We show in this chapter that for a nonautonomous differential equation (in the presence of a nonuniform exponential trichotomy; see Chapter 8), the (time) reversibility and equivariance of the associated semiflow descends respectively to the reversibility and equivariance in any center manifold. We note that time-reversal symmetries are among the fundamental symmetries in many “physical” systems, both in classical and quantum mechanics. This is due to the fact that many Hamiltonian systems are reversible (see [53] for many examples). In spite of the crucial differences between reversible and equivariant dynamical systems, the techniques that are useful in any of the two contexts usually carry over to the other one. This will be apparent along the exposition. We follow closely [14].

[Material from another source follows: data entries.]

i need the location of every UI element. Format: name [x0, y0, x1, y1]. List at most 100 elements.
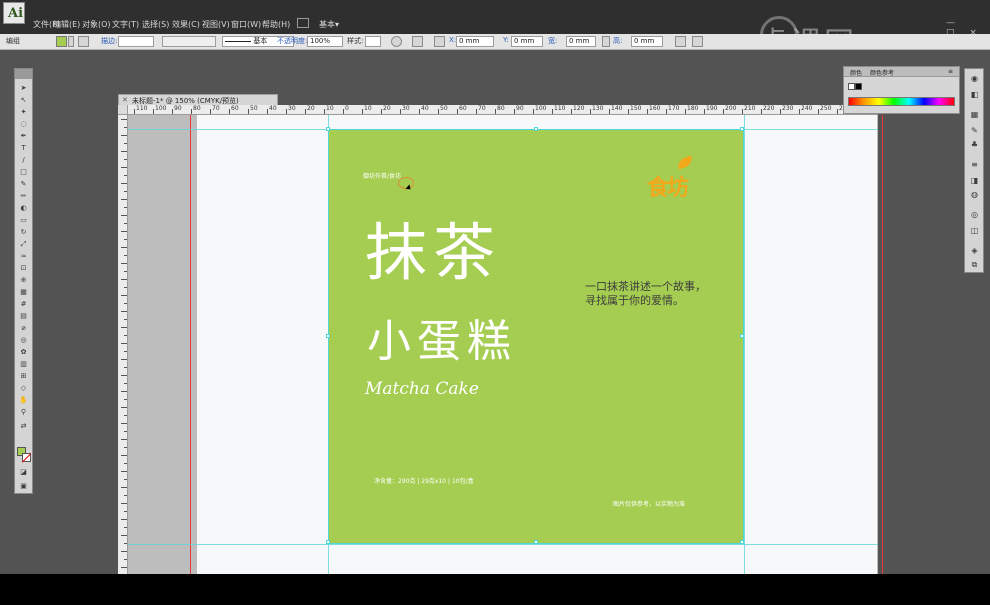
zoom-tool-icon[interactable]: ⚲ [17, 407, 30, 417]
reference-point-icon[interactable] [434, 36, 445, 47]
stroke-color-swatch[interactable] [78, 36, 89, 47]
isolate-icon[interactable] [692, 36, 703, 47]
workspace-dropdown[interactable]: 基本▾ [319, 19, 339, 30]
vertical-ruler[interactable] [118, 115, 128, 574]
w-field[interactable]: 0 mm [566, 36, 596, 47]
graph-tool-icon[interactable]: ▥ [17, 359, 30, 369]
menu-edit[interactable]: 编辑(E) [53, 19, 80, 30]
mesh-tool-icon[interactable]: # [17, 299, 30, 309]
symbols-icon[interactable]: ♣ [968, 139, 981, 150]
paintbrush-tool-icon[interactable]: ✎ [17, 179, 30, 189]
guide-horizontal[interactable] [128, 544, 878, 545]
close-icon[interactable]: ✕ [122, 96, 128, 104]
y-field[interactable]: 0 mm [511, 36, 543, 47]
menu-type[interactable]: 文字(T) [112, 19, 139, 30]
symbol-sprayer-tool-icon[interactable]: ✿ [17, 347, 30, 357]
stroke-icon[interactable]: ≡ [968, 159, 981, 170]
layers-icon[interactable]: ◈ [968, 245, 981, 256]
x-field[interactable]: 0 mm [456, 36, 494, 47]
disclaimer-text[interactable]: 图片仅供参考，以实物为准 [613, 499, 685, 508]
pathfinder-icon[interactable]: ◫ [968, 225, 981, 236]
blend-tool-icon[interactable]: ◎ [17, 335, 30, 345]
selection-handle[interactable] [740, 334, 744, 338]
appearance-icon[interactable]: ◉ [968, 73, 981, 84]
graphic-styles-icon[interactable]: ◧ [968, 89, 981, 100]
selection-tool-icon[interactable]: ➤ [17, 83, 30, 93]
menu-view[interactable]: 视图(V) [202, 19, 230, 30]
color-spectrum[interactable] [848, 97, 955, 106]
net-content-text[interactable]: 净含量：290克 | 29克x10 | 10包/盒 [374, 476, 474, 485]
swap-colors-icon[interactable]: ⇄ [17, 421, 30, 431]
swatches-icon[interactable]: ▦ [968, 109, 981, 120]
window-controls[interactable]: — □ × [946, 18, 984, 38]
type-tool-icon[interactable]: T [17, 143, 30, 153]
align-panel-icon[interactable]: ◎ [968, 209, 981, 220]
align-icon[interactable] [412, 36, 423, 47]
width-tool-icon[interactable]: ≈ [17, 251, 30, 261]
slice-tool-icon[interactable]: ◇ [17, 383, 30, 393]
eraser-tool-icon[interactable]: ▭ [17, 215, 30, 225]
rectangle-tool-icon[interactable]: □ [17, 167, 30, 177]
pencil-tool-icon[interactable]: ✏ [17, 191, 30, 201]
selection-handle[interactable] [326, 127, 330, 131]
stroke-label[interactable]: 描边: [101, 36, 117, 46]
horizontal-ruler[interactable]: 110 100 90 80 70 60 50 40 30 20 10 0 10 20 30 40 50 60 70 8… [128, 105, 878, 115]
stroke-color-box[interactable] [22, 453, 31, 462]
panel-stroke-box[interactable] [855, 83, 862, 90]
scale-tool-icon[interactable]: ⤢ [17, 239, 30, 249]
shape-builder-tool-icon[interactable]: ⊕ [17, 275, 30, 285]
selection-handle[interactable] [740, 127, 744, 131]
eyedropper-tool-icon[interactable]: ⌀ [17, 323, 30, 333]
selection-handle[interactable] [740, 540, 744, 544]
link-proportions-icon[interactable] [602, 36, 610, 47]
selection-handle[interactable] [534, 127, 538, 131]
menu-select[interactable]: 选择(S) [142, 19, 169, 30]
gradient-tool-icon[interactable]: ▤ [17, 311, 30, 321]
direct-selection-tool-icon[interactable]: ↖ [17, 95, 30, 105]
menu-object[interactable]: 对象(O) [82, 19, 111, 30]
bridge-icon[interactable] [297, 18, 309, 28]
rotate-tool-icon[interactable]: ↻ [17, 227, 30, 237]
product-title-line2[interactable]: 小蛋糕 [367, 320, 517, 364]
tab-color[interactable]: 颜色 [850, 68, 862, 77]
pen-tool-icon[interactable]: ✒ [17, 131, 30, 141]
package-design-group[interactable]: 御坊作茶/食坊 食坊 抹茶 小蛋糕 Matcha Cake 一口抹茶讲述一个故事… [326, 127, 744, 544]
stroke-weight-field[interactable] [118, 36, 154, 47]
tagline-line2[interactable]: 寻找属于你的爱情。 [585, 292, 684, 308]
panel-fill-box[interactable] [848, 83, 855, 90]
brand-logo[interactable]: 食坊 [647, 155, 695, 202]
ruler-origin[interactable] [118, 105, 128, 115]
magic-wand-tool-icon[interactable]: ✦ [17, 107, 30, 117]
selection-handle[interactable] [326, 334, 330, 338]
guide-vertical[interactable] [744, 115, 745, 574]
opacity-field[interactable]: 100% [307, 36, 343, 47]
product-subtitle-english[interactable]: Matcha Cake [365, 379, 479, 399]
menu-window[interactable]: 窗口(W) [231, 19, 261, 30]
brand-line[interactable]: 御坊作茶/食坊 [363, 171, 401, 180]
artboard-tool-icon[interactable]: ⊞ [17, 371, 30, 381]
hand-tool-icon[interactable]: ✋ [17, 395, 30, 405]
screen-mode-icon[interactable]: ▣ [17, 481, 30, 491]
menu-help[interactable]: 帮助(H) [262, 19, 290, 30]
graphic-style-dropdown[interactable] [365, 36, 381, 47]
blob-brush-tool-icon[interactable]: ◐ [17, 203, 30, 213]
variable-width-dropdown[interactable] [162, 36, 216, 47]
tools-panel-header[interactable] [15, 69, 32, 79]
recolor-icon[interactable] [391, 36, 402, 47]
free-transform-tool-icon[interactable]: ⊡ [17, 263, 30, 273]
perspective-grid-tool-icon[interactable]: ▦ [17, 287, 30, 297]
draw-mode-icon[interactable]: ◪ [17, 467, 30, 477]
artboards-icon[interactable]: ⧉ [968, 259, 981, 270]
opacity-label[interactable]: 不透明度: [277, 36, 307, 46]
selection-handle[interactable] [534, 540, 538, 544]
brushes-icon[interactable]: ✎ [968, 125, 981, 136]
menu-effect[interactable]: 效果(C) [172, 19, 200, 30]
tab-color-guide[interactable]: 颜色参考 [870, 68, 894, 77]
transparency-icon[interactable]: ◍ [968, 189, 981, 200]
fill-dropdown-icon[interactable] [68, 36, 74, 47]
panel-menu-icon[interactable]: ≡ [948, 68, 953, 75]
lasso-tool-icon[interactable]: ◌ [17, 119, 30, 129]
selection-handle[interactable] [326, 540, 330, 544]
h-field[interactable]: 0 mm [631, 36, 663, 47]
gradient-icon[interactable]: ◨ [968, 175, 981, 186]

We show in this chapter that any linear equation v´ = A(t)v, with A(t) in block form with blocks corresponding to the stable and center-unstable components, admits a strong nonuniform exponential dichotomy. While the extra exponentials in the notion of nonuniform exponential dichotomy substantially complicate the study of invariant manifolds in former chapters, we are able to obtain fairly general results at the expense of a careful control of the nonuniformity. In particular, we showed that if the equation v´ = A(t)v has a nonuniform exponential dichotomy with sufficiently small nonuniformity (when compared to the Lyapunov exponents), then with mild assumptions on the perturbation f there exist stable and unstable manifolds for the nonlinear equation v´ = A(t)v+f(t, v). We note that we do not need the nonuniformity to be zero, only sufficiently small. Therefore, it is important to estimate in quantitative terms how much a nonuniform exponential dichotomy can deviate from a uniform one. Fortunately, there exists a device, introduced by Lyapunov, that allows one to measure this deviation. It is the so-called notion of regularity (see Section 10.1 for the definition), introduced by Lyapunov in his doctoral thesis [57] (the expression is his own), which nowadays seems unfortunately apparently overlooked in the theory of differential equations. We emphasize that we only consider finite-dimensional spaces in this chapter. The infinite-dimensional case is considered in Chapter 11. The material in this chapter is based in [13], which in its turn is inspired in [1]. See [16] for a related study in the case of the discrete time.